Future Value of Current Savings

FV = PV × (1 + r)ⁿ

Future Value of Contributions

FV = PMT × ((1 + r)ⁿ − 1) ÷ r

How to Use the Retirement Calculator

Enter your current age and the age at which you plan to retire. The difference determines how many years your savings will compound.

Add your current savings balance — any retirement accounts, pension funds, or investment portfolios you already have. Then enter your planned monthly contribution going forward.

The expected annual return drives the projection. Historically, a diversified equity portfolio has returned around 7% annually after inflation. Use a lower rate (5–6%) for a conservative estimate.

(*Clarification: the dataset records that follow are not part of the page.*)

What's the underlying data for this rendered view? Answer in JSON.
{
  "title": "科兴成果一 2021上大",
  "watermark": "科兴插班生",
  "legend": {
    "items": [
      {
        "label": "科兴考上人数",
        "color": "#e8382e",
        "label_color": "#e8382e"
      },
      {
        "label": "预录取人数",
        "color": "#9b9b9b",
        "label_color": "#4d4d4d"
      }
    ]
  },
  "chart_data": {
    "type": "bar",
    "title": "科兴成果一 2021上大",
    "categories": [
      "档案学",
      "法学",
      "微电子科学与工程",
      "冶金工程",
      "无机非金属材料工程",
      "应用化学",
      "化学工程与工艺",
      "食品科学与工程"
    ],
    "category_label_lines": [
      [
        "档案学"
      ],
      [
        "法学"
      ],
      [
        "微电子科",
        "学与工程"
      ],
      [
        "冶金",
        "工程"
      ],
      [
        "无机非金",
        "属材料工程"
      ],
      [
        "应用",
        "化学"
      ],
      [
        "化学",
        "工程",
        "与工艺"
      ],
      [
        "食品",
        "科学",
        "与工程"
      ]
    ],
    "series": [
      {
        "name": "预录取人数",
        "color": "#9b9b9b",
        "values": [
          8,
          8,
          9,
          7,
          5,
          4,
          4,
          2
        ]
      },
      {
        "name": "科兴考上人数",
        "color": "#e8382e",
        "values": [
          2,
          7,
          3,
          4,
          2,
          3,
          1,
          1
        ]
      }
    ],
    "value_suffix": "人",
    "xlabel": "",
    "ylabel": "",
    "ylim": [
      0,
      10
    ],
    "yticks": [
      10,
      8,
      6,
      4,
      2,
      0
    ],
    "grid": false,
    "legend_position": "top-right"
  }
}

Frequently asked questions

How much money do I need to retire?
A common rule of thumb is the 25× rule: multiply your expected annual retirement spending by 25. For example, if you plan to spend $50,000 per year, you'd need $1.25 million saved. This is based on the 4% safe withdrawal rate from the Trinity Study.
What annual return should I use for retirement planning?
A stock-heavy portfolio (80–100% equities) has historically returned around 7–10% annually before inflation. After inflation, real returns are closer to 5–7%. Most financial planners use 6–7% as a conservative real return assumption for retirement projections.
What is the difference between gross return and inflation-adjusted return?
A gross return of 8% means your investments grow 8% nominally. An inflation-adjusted (real) return accounts for inflation eroding purchasing power. If inflation is 3%, a nominal 8% return equals roughly 5% real return. For retirement planning, using a real return gives a more accurate picture of what your savings will actually buy.
How much should I contribute to retirement each month?
A widely cited guideline is to save 10–15% of your gross income for retirement. If you start later, a higher contribution rate is needed to compensate. The calculator above lets you model different contribution levels to find the monthly savings that reaches your target.
What is compound growth in retirement savings?
Compound growth means your investment returns generate their own returns over time. The longer your money stays invested, the more dramatic the compounding effect. This is why starting early — even with smaller contributions — often results in significantly larger retirement balances than starting later with larger contributions.